The first time I saw an iPhone in 2007, I marveled at the engineering that went into the glass touch screen and the thought behind the adaptive on-screen keyboard.
I also thought there was absolutely no reason to buy one.
I had a Motorola Flip phone that worked fine for calls. I had a laptop for everything else. If my boss really needed to reach me, he could call me and tell me to turn on my computer. If I wanted to watch a YouTube video, I'd turn on the computer. If I wanted to watch a movie, I'd turn on my TV. That was just the way things were done then.
But then the use cases started creeping in. My wife mentioned that it would be great if we could use an iPhone in the car to help find our way to a friend's house way out in the Seattle suburbs. I ran out of space on my iPod, and wouldn't it be nice to have music on my phone so I didn't have to carry two little gadgets everywhere? All my friends were starting to send texts, which wasn't very fun on the Flip phone.
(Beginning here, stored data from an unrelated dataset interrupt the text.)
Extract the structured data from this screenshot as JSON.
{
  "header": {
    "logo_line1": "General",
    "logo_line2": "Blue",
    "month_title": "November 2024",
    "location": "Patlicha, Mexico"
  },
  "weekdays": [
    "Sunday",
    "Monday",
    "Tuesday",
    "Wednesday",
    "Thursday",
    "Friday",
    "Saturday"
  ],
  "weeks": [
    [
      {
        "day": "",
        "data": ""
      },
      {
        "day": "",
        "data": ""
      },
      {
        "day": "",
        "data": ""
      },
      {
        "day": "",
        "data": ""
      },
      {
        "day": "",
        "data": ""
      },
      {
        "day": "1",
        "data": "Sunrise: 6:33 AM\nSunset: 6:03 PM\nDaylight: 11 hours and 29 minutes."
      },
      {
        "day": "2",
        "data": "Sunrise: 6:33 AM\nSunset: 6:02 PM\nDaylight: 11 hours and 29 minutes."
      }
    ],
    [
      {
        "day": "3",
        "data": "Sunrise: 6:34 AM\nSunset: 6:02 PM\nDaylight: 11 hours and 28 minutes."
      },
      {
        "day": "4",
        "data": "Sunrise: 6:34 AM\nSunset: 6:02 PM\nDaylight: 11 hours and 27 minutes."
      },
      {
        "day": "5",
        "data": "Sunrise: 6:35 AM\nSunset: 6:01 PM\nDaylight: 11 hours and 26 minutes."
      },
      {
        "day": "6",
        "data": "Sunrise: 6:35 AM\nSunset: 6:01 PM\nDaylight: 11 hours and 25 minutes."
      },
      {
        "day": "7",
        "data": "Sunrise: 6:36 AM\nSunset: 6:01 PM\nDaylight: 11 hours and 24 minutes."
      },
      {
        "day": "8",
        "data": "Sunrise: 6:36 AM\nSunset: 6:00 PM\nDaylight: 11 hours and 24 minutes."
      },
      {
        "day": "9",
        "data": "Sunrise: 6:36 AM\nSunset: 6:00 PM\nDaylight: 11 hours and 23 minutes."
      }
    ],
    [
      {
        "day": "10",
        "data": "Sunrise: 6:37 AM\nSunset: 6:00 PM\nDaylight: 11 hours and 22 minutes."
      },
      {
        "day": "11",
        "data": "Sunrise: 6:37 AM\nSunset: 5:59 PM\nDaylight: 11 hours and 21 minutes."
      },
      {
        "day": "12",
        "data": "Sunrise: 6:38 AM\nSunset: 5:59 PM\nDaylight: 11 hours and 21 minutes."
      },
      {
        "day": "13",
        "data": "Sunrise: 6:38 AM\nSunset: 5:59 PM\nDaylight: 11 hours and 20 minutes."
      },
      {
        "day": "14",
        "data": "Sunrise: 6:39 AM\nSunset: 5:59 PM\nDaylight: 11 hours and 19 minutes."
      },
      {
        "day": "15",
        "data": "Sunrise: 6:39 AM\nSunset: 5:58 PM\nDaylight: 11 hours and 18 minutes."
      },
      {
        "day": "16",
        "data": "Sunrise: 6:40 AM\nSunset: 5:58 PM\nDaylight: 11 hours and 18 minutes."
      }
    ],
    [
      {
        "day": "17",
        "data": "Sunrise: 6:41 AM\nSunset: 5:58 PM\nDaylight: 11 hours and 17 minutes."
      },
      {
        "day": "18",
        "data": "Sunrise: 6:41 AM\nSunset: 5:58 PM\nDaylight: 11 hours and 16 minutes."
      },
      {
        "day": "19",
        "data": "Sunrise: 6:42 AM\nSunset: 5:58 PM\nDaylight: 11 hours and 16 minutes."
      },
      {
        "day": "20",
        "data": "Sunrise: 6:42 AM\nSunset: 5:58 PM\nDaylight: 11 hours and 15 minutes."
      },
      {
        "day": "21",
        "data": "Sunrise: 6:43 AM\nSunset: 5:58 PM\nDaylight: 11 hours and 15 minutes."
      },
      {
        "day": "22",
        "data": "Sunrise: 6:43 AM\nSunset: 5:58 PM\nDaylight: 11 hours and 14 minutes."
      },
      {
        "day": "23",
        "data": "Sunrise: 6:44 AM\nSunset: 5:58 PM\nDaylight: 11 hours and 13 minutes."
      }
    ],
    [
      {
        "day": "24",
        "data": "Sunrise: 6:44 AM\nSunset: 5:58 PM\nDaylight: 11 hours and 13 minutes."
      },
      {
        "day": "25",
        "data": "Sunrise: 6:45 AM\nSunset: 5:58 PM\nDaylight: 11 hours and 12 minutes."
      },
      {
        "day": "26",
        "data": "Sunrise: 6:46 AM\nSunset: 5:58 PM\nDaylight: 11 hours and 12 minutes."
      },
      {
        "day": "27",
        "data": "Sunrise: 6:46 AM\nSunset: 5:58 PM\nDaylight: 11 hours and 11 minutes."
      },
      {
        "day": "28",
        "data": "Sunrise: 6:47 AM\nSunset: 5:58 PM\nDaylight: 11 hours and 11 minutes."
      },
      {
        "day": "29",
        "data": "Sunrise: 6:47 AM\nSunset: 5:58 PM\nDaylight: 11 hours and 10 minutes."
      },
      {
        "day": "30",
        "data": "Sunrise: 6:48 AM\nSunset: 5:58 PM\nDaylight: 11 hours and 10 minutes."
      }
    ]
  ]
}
So, like almost half a billion other people, I finally bought an iPhone. Now I can't imagine what life was like before it.
I was at the Apple event where Tim Cook introduced the Apple Watch. I've read through the developer documentation. None of the scenarios shown are interesting to me. I can check the time, read email, and use apps on my phone. I'm not interested in tracking my minute-to-minute activity - I go to the gym, eat well enough, and walk around a lot when I'm not at work, so I feel fine about my health. The thing where you send your heartbeat to a loved one seems like a cute gimmick, not something that will change my life.
So I sat down today and really thought about it. The iPhone was basically a pocket computer. Over time, the perfect use cases for a computer that size revealed themselves.
So what would be useful about an even smaller computer that's on my wrist all the time? Just brainstorming off the top of my head:
- An app that connects to little beacons attached to my keys, the TV remote, and other stuff I lose all the time, so I could walk right to them.
- A universal remote control for my TV, stereo, computer, the lights in my house, and other gadgets.
- A way to unlock my car without touching the keys.
- Turn-by-turn walking directions, with different vibrations to send me left and right.
- A little vibration that indicates when one of my friends is nearby, or at the same huge party I just walked into.
- A metronome and tuner for when I play music.
- An app that guides me to the nearest open parking space, based on information collected from other Apple Watch and iPhone users nearby.
- Summon a server at a restaurant so you can change your kid's order from a cheeseburger to a hamburger. Or order food without a server at all.
- Pay for drinks as you pick them up from the bar, rather than fiddling with cash or giving the bartender your credit card.
- Speaking of which: Apple Pay. It's easy to swipe your card on an NFC reader. What about swiping your watch on a similar kind of reader? Or using it to scan barcodes as you pick a bunch of items up in the store, then simply automatically charging you as you walk out the door.
- Maybe QR codes would finally be reasonable to use instead of totally annoying.
- Identify landmarks by holding the watch up in front of them; it wouldn't need a camera, it could just use your position and body position to figure out what you were looking at.
Maybe some of these things are totally unrealistic. And there are probably plenty of great ideas that you could come up with that are more relevant to your life.
But that's the point. It's impossible to predict whether the Apple Watch will be a flop because the best use cases for it haven't been invented yet.